As detailed in a broad SEC filing this week, Tesla gave investors an update on its Bitcoin holdings. Parsing through the disclosure, it boils down to this:
- Tesla bought around $1.5 billion in bitcoin (BTC-USD) in the early part of 2021;
- realized a gain of $128 million on a sale of some of its stake earlier in 2021;
- has now taken a $101 million impairment on the holding as bitcoin’s value has diminished; and
- currently Tesla’s bitcoin stake has a market value of nearly $2 billion, and a ‘carrying value’ of $1.26 billion
Recall that back in the early days of 2021 when Tesla revealed its investment in Bitcoin, it also started accepting Bitcoin as payment for new Tesla cars. CEO Elon Musk then backtracked on that initiative only a few days later, claiming that Tesla was “concerned” about the energy needs of mining and transacting Bitcoin with fossil fuels.
Musk, a noted crypto enthusiast, has espoused his love for other cryptocurrencies like Dogecoin, and Tesla now accepts Dogecoin for certain merchandise on its website.

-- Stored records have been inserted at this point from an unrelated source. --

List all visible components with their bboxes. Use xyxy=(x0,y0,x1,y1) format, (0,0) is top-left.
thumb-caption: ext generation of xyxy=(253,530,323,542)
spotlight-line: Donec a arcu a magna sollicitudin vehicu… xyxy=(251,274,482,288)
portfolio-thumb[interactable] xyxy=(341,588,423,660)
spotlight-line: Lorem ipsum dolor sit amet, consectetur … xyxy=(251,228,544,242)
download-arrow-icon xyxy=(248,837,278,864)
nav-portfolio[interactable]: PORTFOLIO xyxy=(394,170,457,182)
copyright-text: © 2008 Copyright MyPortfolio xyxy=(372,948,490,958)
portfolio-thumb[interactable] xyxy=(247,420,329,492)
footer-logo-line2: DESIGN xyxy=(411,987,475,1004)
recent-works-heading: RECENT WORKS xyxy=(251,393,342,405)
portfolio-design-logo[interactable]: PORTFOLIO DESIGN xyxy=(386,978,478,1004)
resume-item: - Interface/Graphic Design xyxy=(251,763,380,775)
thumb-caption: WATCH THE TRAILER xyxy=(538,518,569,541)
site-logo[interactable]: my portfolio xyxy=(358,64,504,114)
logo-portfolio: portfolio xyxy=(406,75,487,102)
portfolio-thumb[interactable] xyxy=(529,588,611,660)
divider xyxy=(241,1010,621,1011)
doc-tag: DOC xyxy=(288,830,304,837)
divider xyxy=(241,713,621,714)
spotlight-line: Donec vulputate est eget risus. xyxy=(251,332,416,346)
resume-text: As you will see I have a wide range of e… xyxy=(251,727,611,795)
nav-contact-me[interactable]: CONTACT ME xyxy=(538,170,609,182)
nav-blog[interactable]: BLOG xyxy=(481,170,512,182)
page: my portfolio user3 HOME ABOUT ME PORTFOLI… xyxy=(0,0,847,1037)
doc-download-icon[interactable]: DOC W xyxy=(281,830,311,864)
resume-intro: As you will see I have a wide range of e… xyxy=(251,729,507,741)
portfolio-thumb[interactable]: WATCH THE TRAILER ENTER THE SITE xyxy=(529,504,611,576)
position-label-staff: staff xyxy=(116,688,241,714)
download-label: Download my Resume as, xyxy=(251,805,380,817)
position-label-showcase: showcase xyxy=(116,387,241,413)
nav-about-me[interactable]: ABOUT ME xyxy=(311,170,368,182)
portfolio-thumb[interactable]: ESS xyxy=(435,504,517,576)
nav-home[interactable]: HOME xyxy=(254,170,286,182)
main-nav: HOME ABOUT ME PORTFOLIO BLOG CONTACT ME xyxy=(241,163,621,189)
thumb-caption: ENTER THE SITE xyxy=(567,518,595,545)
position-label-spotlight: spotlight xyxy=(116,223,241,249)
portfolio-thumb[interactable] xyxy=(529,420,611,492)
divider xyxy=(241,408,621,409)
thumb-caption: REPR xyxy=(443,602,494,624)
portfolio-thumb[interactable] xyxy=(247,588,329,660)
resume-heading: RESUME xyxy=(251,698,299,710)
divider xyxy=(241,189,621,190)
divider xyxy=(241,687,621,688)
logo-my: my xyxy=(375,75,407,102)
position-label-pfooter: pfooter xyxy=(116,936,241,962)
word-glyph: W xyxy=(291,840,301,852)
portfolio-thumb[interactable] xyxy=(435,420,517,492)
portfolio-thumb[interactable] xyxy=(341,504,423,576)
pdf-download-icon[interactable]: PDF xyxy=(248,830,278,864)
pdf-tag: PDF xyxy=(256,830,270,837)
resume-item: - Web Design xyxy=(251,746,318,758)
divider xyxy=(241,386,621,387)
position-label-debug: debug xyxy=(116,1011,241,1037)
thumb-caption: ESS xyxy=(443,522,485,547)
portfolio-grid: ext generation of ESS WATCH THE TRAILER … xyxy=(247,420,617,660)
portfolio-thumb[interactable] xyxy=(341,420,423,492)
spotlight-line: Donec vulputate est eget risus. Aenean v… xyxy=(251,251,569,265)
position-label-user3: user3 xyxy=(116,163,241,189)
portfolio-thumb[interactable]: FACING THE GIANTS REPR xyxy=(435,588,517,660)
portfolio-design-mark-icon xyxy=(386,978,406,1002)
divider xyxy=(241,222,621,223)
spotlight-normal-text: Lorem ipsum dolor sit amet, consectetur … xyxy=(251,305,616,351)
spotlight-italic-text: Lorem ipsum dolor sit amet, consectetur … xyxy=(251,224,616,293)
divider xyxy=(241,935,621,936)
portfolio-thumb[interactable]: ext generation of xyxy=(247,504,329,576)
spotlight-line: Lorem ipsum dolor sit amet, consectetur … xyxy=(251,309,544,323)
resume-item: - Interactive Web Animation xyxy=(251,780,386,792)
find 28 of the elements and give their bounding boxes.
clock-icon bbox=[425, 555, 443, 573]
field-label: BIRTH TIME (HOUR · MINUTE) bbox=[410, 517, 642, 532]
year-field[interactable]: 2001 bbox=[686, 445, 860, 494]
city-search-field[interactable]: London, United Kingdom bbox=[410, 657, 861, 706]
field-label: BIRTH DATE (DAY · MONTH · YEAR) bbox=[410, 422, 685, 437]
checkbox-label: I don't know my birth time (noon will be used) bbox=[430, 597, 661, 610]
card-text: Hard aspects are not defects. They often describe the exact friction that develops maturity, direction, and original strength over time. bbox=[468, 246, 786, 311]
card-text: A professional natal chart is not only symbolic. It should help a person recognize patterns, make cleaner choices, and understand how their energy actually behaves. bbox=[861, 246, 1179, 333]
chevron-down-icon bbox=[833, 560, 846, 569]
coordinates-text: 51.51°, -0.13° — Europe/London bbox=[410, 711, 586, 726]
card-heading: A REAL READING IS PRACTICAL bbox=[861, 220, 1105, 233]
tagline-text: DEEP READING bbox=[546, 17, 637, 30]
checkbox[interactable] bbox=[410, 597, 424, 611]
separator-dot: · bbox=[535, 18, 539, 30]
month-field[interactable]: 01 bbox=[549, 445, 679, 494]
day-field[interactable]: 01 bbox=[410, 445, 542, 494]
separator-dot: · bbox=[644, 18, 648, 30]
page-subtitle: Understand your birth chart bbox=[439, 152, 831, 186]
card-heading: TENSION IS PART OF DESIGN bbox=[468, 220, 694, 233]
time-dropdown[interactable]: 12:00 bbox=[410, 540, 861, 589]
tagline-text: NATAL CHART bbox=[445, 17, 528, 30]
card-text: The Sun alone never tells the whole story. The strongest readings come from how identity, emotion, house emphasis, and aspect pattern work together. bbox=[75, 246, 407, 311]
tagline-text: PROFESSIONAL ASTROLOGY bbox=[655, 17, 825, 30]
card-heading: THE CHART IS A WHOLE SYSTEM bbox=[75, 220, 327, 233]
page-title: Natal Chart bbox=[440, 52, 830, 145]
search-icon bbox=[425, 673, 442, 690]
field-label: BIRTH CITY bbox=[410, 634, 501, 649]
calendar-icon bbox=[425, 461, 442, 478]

Tesla also added the title of “Master of Coin” to CFO Zach Kirkhorn in a regulatory filing last year, possibly in reference to the company’s bitcoin holdings.
While Tesla’s support of crypto in general may be something the company thinks will be the future of currency and transacting, the question for some is does this fascination with cryptocurrency take its eye off the ball so to speak when so much is transforming in the EV space.
“Tesla is doubling down on its Bitcoin strategy despite volatility and investor concerns,” Wedbush analyst Dan Ives tells Yahoo Finance. “It remains a distraction and sideshow from the core Tesla story in our opinion during this risk-off backdrop.”
For Ives, this sentiment is nothing new. Back in May of 2021 Ives echoed a similar tone in a research note on Tesla’s focus on Bitcoin and backtracking on accepting it for payment:
For Tesla and the stock, not accepting Bitcoin does not change the thesis or growth trajectory for the EV story, however it does add to the noise and volatility around the name at a time in which risk assets are under enormous selling pressure on the Street with Tesla leading the charge.
What Ives, and many other Tesla analysts like Adam Jonas at Morgan Stanley are more concerned with, is the ‘green tidal wave’ as they are calling it, which is the massive transformation of the auto industry from a ICE (internal combustion engine) powertrain structure to pure electric – motors, inverters, and batteries.
“We’re seeing, it’s a $5 trillion market opportunity in terms of EV and it’s the biggest transformation to the auto industry since the 1950s,” Ives told Yahoo Finance last month.
Ives is more concerned about how Tesla can get more cars into the hands of potential buyers, which he says is the company’s real challenge.
‘They’ve got a supply issue’
“[Tesla] had about 309,000 in terms of vehicles sold in the quarter, that would have been about 35,000 higher if not for chip shortage. So if you look right now, it’s about a 10% to 15% headwind in terms of where numbers could truly be,” Ives told Yahoo Finance following Tesla’s Q4 earnings report.
“They don’t have a demand issue, they’ve got a supply issue — and again, I view that as a high-class problem. And that’s something that Musk should talk about,” he says.
Ives’s message to “Musk & Co,” as he likes to call them, is clear: Forget about the “distraction” of bitcoin and crypto and focus on the supply problem.
But as many commentators, fans, and critics have noted in past, good luck telling Elon Musk what to do.
Tesla shares are higher today, but the stock is down 9% so far this year. Bitcoin is also trading higher today, but it too is down 8% thus far, in 2022.